Tiden Norsk Forlag
- Parent company: Gyldendal Norsk Forlag
- Status: Active (operating as an imprint)
- Founded: 1933
- Founder: Norwegian Labour Party
- Country of origin: Norway
- Headquarters location: Sehesteds gate 4, Oslo
- Distribution: Forlagssentralen
- Publication types: Books
- Nonfiction topics: Fiction; General non-fiction; Poetry;
- Fiction genres: Norwegian literature
- Official website: tiden.no

= Tiden Norsk Forlag =

Norwegian publishing company

Tiden Norsk Forlag is a Norwegian publishing company owned by Gyldendal Norsk Forlag. It publishes fiction and general literature.

==History==
Tiden was founded in 1933 by the Norwegian Labour Party. In 1936 it bought Fram Forlag. In the early years the largest authors were Aksel Sandemose and Lars Berg, with large names such as Alf Prøysen and Anne Cath. Vestly after the war. During the German occupation of Norway 1940-45 Tiden was the only publishing company closed by the German forces, with chairman Kolbjørn Fjeld being arrested in the fall of 1940. Large numbers of books were confiscated and destroyed.

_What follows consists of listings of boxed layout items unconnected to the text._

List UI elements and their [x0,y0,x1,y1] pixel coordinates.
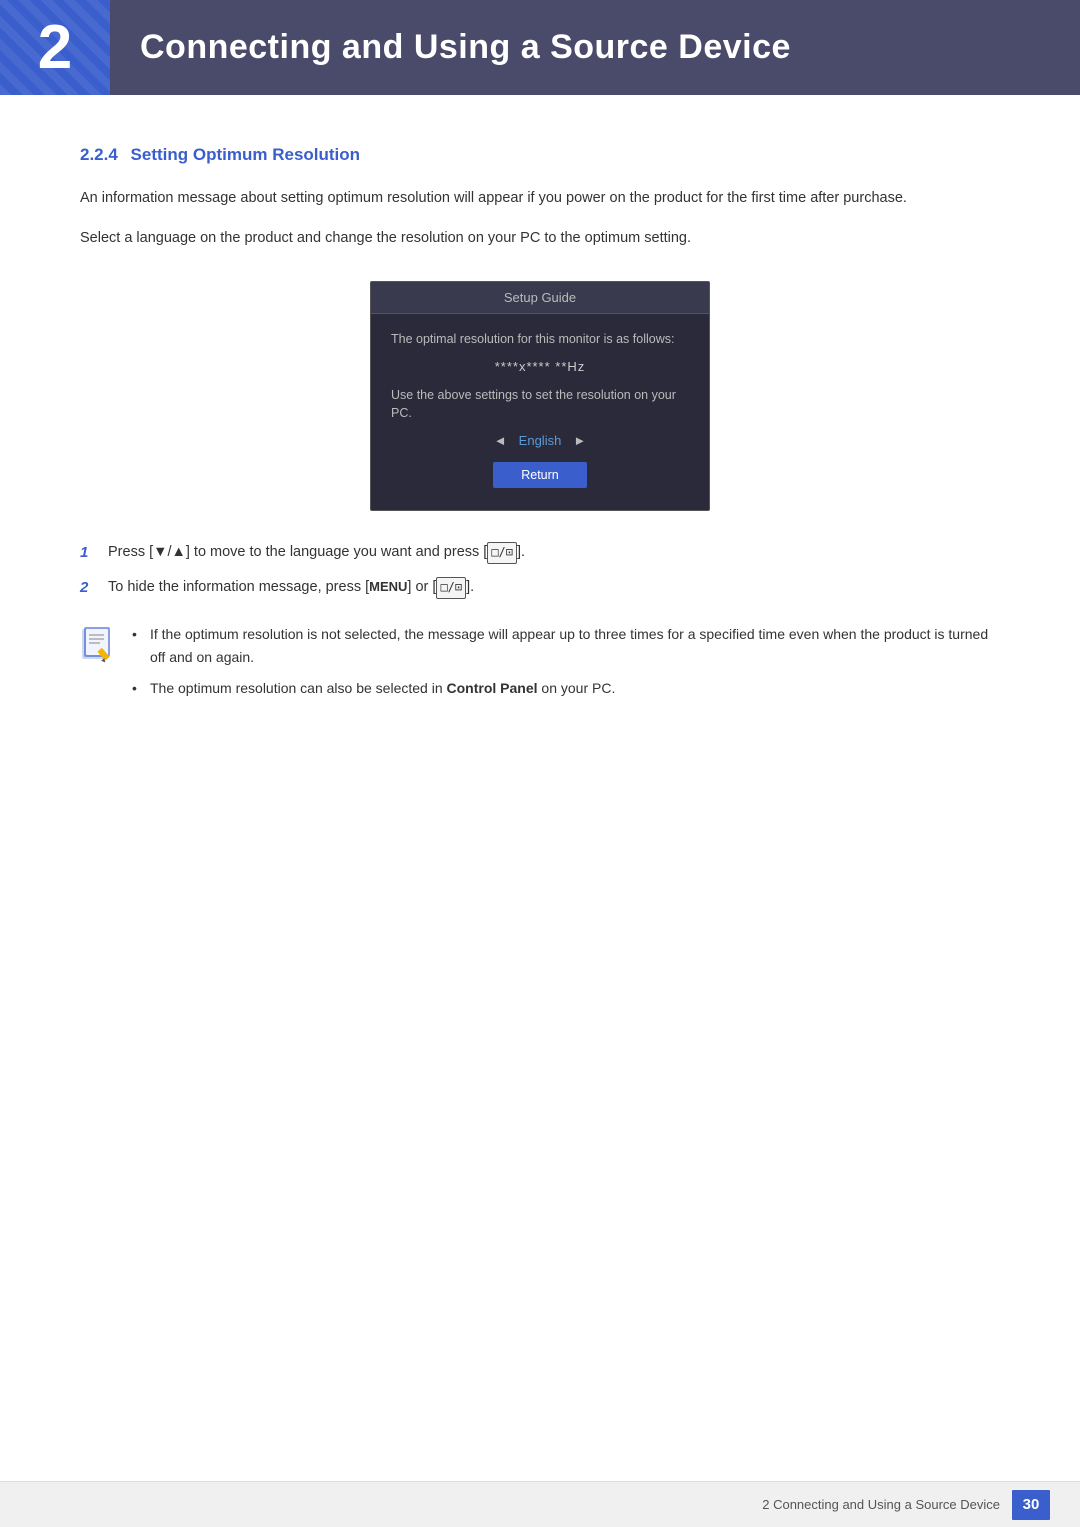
arrow-right-icon: ► [573,433,586,448]
note-item-2: The optimum resolution can also be selec… [132,677,1000,700]
chapter-number: 2 [38,12,72,83]
paragraph-2: Select a language on the product and cha… [80,227,1000,251]
section-heading: 2.2.4 Setting Optimum Resolution [80,145,1000,165]
step-2-text: To hide the information message, press [… [108,576,474,600]
footer-page-number: 30 [1012,1490,1050,1520]
step-2: 2 To hide the information message, press… [80,576,1000,601]
dialog-resolution: ****x**** **Hz [391,359,689,374]
dialog-line1: The optimal resolution for this monitor … [391,330,689,349]
chapter-header: 2 Connecting and Using a Source Device [0,0,1080,95]
dialog-line2: Use the above settings to set the resolu… [391,386,689,424]
paragraph-1: An information message about setting opt… [80,187,1000,211]
dialog-title: Setup Guide [371,282,709,314]
footer-text: 2 Connecting and Using a Source Device [762,1497,1000,1512]
note-section: If the optimum resolution is not selecte… [80,623,1000,708]
step-1-num: 1 [80,541,108,566]
step-1-text: Press [▼/▲] to move to the language you … [108,541,525,565]
step-1: 1 Press [▼/▲] to move to the language yo… [80,541,1000,566]
dialog-body: The optimal resolution for this monitor … [371,314,709,510]
note-icon [80,625,118,663]
setup-dialog: Setup Guide The optimal resolution for t… [370,281,710,511]
steps-section: 1 Press [▼/▲] to move to the language yo… [80,541,1000,601]
return-button[interactable]: Return [493,462,587,488]
section-number: 2.2.4 [80,145,118,164]
section-title: Setting Optimum Resolution [131,145,361,164]
dialog-language-row: ◄ English ► [391,433,689,448]
chapter-title: Connecting and Using a Source Device [110,28,791,67]
dialog-language: English [519,433,562,448]
footer: 2 Connecting and Using a Source Device 3… [0,1481,1080,1527]
dialog-wrapper: Setup Guide The optimal resolution for t… [80,281,1000,511]
chapter-number-box: 2 [0,0,110,95]
note-item-1: If the optimum resolution is not selecte… [132,623,1000,669]
step-2-num: 2 [80,576,108,601]
arrow-left-icon: ◄ [494,433,507,448]
note-bullets: If the optimum resolution is not selecte… [132,623,1000,708]
main-content: 2.2.4 Setting Optimum Resolution An info… [0,95,1080,788]
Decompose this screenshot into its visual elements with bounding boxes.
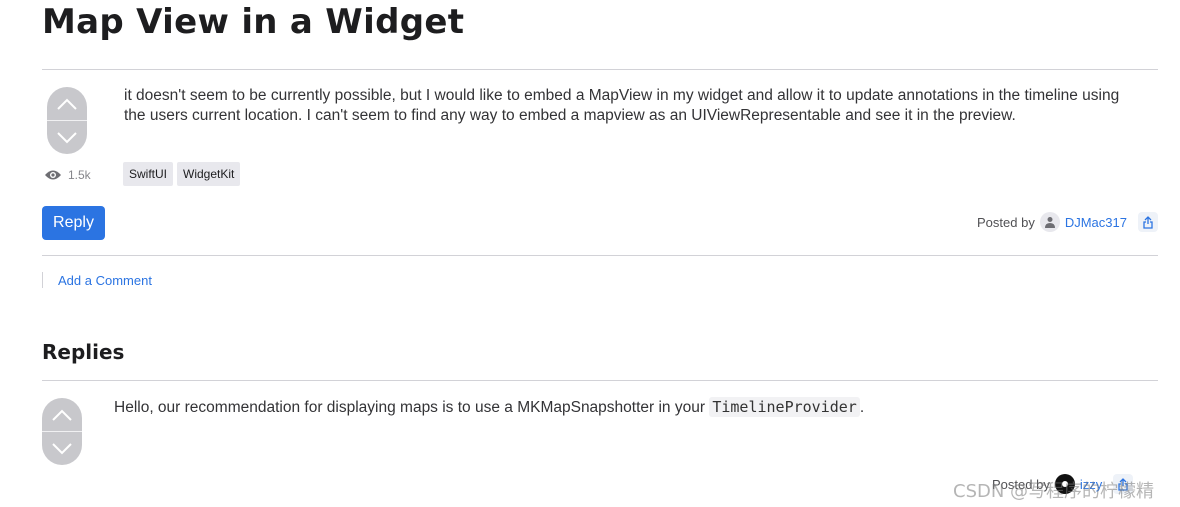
chevron-down-icon — [57, 131, 77, 143]
share-icon — [1143, 215, 1153, 229]
user-icon — [1044, 217, 1055, 228]
tag-list: SwiftUI WidgetKit — [123, 162, 241, 186]
add-comment-link[interactable]: Add a Comment — [58, 273, 152, 288]
reply-text-end: . — [859, 399, 865, 416]
downvote-button[interactable] — [47, 121, 87, 154]
chevron-up-icon — [52, 409, 72, 421]
share-button[interactable] — [1113, 474, 1134, 494]
chevron-up-icon — [57, 98, 77, 110]
tag-widgetkit[interactable]: WidgetKit — [177, 162, 241, 186]
author-link[interactable]: DJMac317 — [1065, 215, 1127, 230]
reply-text: Hello, our recommendation for displaying… — [114, 399, 710, 416]
question-posted-by: Posted by DJMac317 — [977, 212, 1158, 232]
reply-posted-by: Posted by izzy — [992, 474, 1134, 494]
inline-code: TimelineProvider — [709, 397, 860, 417]
replies-heading: Replies — [42, 340, 125, 364]
reply-button[interactable]: Reply — [42, 206, 105, 240]
reply-upvote-button[interactable] — [42, 398, 82, 432]
title-divider — [42, 69, 1158, 70]
tag-swiftui[interactable]: SwiftUI — [123, 162, 174, 186]
question-vote-control — [47, 87, 87, 154]
view-count-value: 1.5k — [68, 168, 91, 182]
posted-by-label: Posted by — [977, 214, 1035, 230]
avatar — [1039, 212, 1060, 232]
question-body: it doesn't seem to be currently possible… — [124, 87, 1120, 124]
reply-vote-control — [42, 398, 82, 465]
user-icon — [1061, 481, 1068, 487]
add-comment-bar: Add a Comment — [42, 272, 152, 288]
question-divider — [42, 255, 1158, 256]
chevron-down-icon — [52, 442, 72, 454]
upvote-button[interactable] — [47, 87, 87, 121]
replies-divider — [42, 380, 1158, 381]
page-title: Map View in a Widget — [42, 2, 465, 42]
share-button[interactable] — [1137, 212, 1158, 232]
eye-icon — [45, 170, 61, 180]
view-count: 1.5k — [44, 168, 91, 182]
share-icon — [1118, 477, 1128, 491]
posted-by-label: Posted by — [992, 476, 1050, 492]
reply-downvote-button[interactable] — [42, 432, 82, 465]
author-link[interactable]: izzy — [1080, 477, 1102, 492]
avatar — [1054, 474, 1075, 494]
reply-body: Hello, our recommendation for displaying… — [114, 397, 1114, 418]
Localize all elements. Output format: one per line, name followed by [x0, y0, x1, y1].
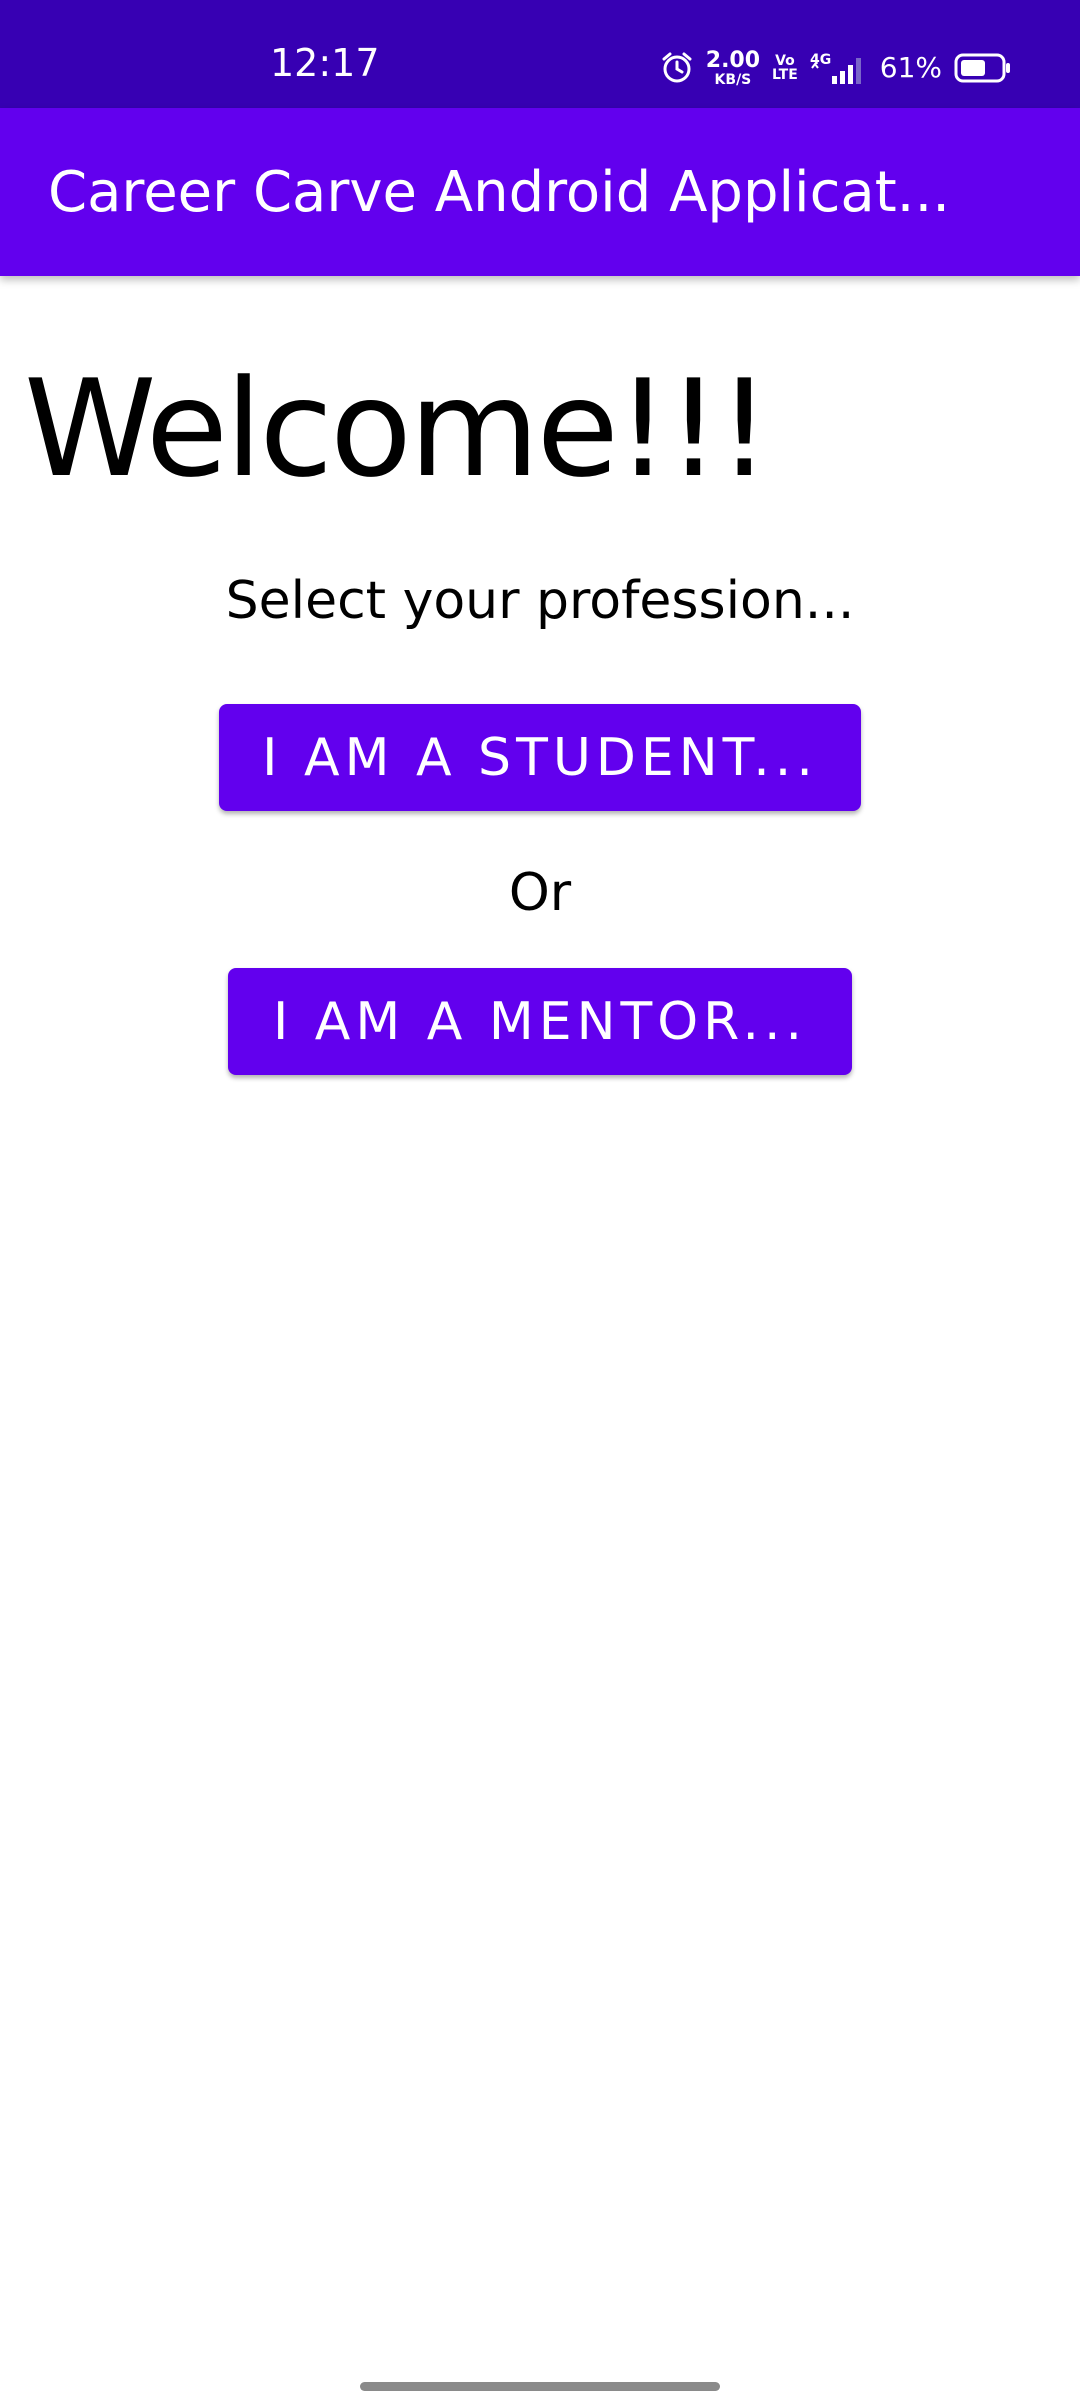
volte-bottom: LTE [772, 67, 798, 83]
mentor-button[interactable]: I AM A MENTOR... [228, 968, 852, 1075]
battery-icon [954, 53, 1012, 83]
app-screen: 12:17 2.00 KB/S Vo LTE 4G 61% Career Car… [0, 0, 1080, 2400]
profession-prompt: Select your profession... [225, 571, 855, 631]
volte-indicator: Vo LTE [772, 54, 798, 82]
signal-icon: 4G [810, 50, 868, 86]
network-speed-unit: KB/S [714, 71, 752, 88]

In 1947 the company was reorganized with the Labour Party, the Norwegian Confederation of Trade Unions (LO) and Norwegian Union of Chemical Industry Workers as the largest owners. In 1991 Gyldendal took 91% ownership, while LO retained a 9% stake. In 2004 that stake was sold to Gyldendal, and the company was reorganized as a department of Gyldendal, though the brand remains. The children- and youth division of Tiden was merged with Gyldendal's to create Gyldendal Tiden ANS in 1996, though it was renamed Gyldendal Barn & Ungdom in 2004.